Oversight: Knowing Where Things Stand at Any Time

It’s one thing to be able to look back at past projects to see why a decision was made or what was learned along the way. But what about being able to oversee your current projects? How can an engineering manager keep things on track, if it takes hours of digging to know where things stand? When getting the latest information means asking individual team members for an update, it can really mess with everyone’s workflow and hamper productivity.

Sometimes it’s not a practical or worthwhile interruption to your day, or to the person with the information you need, to ask a small question—especially one that, realistically, you’d probably be able to answer for yourself if the right process and tools were in place. Yet when there’s no reliable place to check for the most up-to-date information or status on a project or issue, the options are limited. You either proceed with the info you already have or you have to hit pause on what you’re doing to make a call, write an email, or send a message over chat, and then wait for the response.

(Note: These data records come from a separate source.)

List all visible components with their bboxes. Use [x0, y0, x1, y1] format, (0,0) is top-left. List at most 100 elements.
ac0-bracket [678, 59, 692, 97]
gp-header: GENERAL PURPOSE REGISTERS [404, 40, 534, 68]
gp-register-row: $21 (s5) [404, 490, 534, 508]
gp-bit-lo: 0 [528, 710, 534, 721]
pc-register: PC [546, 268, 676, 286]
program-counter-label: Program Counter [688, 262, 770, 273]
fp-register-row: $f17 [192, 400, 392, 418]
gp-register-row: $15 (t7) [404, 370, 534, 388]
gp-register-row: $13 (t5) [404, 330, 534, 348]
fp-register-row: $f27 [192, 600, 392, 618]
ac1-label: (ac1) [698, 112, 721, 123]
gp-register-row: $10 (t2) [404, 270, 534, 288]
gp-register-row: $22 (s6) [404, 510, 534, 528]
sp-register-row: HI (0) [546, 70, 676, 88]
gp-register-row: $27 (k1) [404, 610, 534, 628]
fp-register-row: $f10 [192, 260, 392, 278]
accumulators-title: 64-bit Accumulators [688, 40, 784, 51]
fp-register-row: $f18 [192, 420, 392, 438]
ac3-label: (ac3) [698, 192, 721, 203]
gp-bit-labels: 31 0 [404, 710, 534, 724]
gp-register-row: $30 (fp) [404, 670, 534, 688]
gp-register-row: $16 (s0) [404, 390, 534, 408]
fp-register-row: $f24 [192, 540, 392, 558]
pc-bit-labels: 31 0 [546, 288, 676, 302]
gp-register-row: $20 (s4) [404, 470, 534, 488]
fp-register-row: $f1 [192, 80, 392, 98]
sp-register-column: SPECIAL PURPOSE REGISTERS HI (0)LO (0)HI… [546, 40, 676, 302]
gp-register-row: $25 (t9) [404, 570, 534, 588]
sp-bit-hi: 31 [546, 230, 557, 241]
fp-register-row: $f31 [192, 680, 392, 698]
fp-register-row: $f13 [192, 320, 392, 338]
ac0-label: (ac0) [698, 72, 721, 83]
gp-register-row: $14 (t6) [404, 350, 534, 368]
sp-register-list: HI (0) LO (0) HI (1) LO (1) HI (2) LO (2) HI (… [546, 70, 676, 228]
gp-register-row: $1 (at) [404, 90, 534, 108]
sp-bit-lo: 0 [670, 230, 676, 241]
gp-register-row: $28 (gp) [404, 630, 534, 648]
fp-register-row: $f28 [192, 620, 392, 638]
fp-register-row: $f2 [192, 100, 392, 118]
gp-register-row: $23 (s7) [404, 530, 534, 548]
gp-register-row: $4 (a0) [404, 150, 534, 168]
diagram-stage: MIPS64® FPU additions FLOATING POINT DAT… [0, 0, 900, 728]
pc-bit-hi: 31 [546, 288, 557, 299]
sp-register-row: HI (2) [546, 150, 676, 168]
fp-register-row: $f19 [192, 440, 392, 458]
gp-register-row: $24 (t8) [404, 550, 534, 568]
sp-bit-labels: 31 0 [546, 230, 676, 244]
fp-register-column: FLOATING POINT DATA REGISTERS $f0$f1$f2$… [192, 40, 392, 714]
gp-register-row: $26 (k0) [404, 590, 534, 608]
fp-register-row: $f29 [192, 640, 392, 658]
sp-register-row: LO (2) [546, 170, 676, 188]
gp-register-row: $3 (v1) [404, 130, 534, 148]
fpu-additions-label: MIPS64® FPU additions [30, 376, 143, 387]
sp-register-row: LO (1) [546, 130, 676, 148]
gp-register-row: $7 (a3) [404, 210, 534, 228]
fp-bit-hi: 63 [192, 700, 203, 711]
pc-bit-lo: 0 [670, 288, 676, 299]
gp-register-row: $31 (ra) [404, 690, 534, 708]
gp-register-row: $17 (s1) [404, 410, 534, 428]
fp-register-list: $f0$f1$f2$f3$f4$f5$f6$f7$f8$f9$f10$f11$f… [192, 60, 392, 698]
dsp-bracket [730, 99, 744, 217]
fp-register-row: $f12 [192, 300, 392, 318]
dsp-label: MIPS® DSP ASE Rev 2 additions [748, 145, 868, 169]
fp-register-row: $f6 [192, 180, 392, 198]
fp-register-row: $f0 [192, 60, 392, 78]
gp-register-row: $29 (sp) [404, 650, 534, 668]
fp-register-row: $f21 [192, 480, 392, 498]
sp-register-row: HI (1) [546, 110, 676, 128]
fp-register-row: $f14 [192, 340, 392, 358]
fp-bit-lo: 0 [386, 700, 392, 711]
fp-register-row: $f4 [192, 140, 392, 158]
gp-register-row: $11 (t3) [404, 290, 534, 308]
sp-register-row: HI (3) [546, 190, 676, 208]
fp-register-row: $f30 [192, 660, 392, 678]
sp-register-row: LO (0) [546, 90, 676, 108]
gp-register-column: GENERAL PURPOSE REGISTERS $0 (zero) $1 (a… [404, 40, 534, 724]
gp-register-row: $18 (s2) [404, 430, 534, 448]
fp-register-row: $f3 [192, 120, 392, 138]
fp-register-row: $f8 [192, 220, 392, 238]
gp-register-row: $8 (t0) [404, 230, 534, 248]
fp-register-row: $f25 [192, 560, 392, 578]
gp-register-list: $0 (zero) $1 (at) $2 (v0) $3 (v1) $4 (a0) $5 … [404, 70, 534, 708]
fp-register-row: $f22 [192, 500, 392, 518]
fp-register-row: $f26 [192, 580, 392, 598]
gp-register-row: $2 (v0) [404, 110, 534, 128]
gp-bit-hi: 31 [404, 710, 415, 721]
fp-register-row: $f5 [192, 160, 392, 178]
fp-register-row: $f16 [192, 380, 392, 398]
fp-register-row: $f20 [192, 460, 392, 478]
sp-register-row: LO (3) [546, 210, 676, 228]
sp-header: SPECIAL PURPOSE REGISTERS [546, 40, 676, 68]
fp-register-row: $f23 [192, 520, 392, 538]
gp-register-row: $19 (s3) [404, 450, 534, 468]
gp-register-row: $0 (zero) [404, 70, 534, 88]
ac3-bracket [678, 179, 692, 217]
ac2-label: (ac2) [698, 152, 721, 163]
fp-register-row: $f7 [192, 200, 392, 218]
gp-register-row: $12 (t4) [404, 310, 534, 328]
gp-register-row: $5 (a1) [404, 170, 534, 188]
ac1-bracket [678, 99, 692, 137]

On a small scale, this can be somewhat manageable. But it quickly becomes infeasible as more people, projects, and/or design components become involved. Without a shared place for everyone involved in a project to easily add updates on their progress, that information stays invisible. It takes more and more admin work to maintain adequate oversight as the project moves along, which takes time away from the actual design work your team wants to focus on.


How to Let Your Team Focus on Engineering, Not Admin

Ultimately, it’s not hard to understand why critical project information shouldn’t live in engineers’ heads. When this is happening on a team, it’s not because anyone wants it to be that way. It’s likely because the cost of spending too much time on administrative tasks is too great to justify. Cumbersome manual processes are not only tedious, they’re not a good use of engineers’ time or talent. 

So if it’s difficult and time-consuming to have project information documented in a way that’s useful, clear, and relevant, it’ll only happen when it has to and it’ll only get referred back to when there’s a pressing reason. And although there’s technology and software to help with these sorts of problems, the nature of mechanical design work and the difficulty of sharing CAD files among stakeholders has made it difficult for engineering teams to adopt these better solutions.

But that’s exactly why CoLab was founded. Teams can move faster when there’s a centralized place for sharing CAD files, reviewing designs, leaving feedback, and tracking issues. Information doesn’t have to live in team members’ heads because it can be captured quickly, easily, and right on the design itself so the relevant context is always there. Because mechanical engineering teams deserve tools that let them focus on engineering—not administration.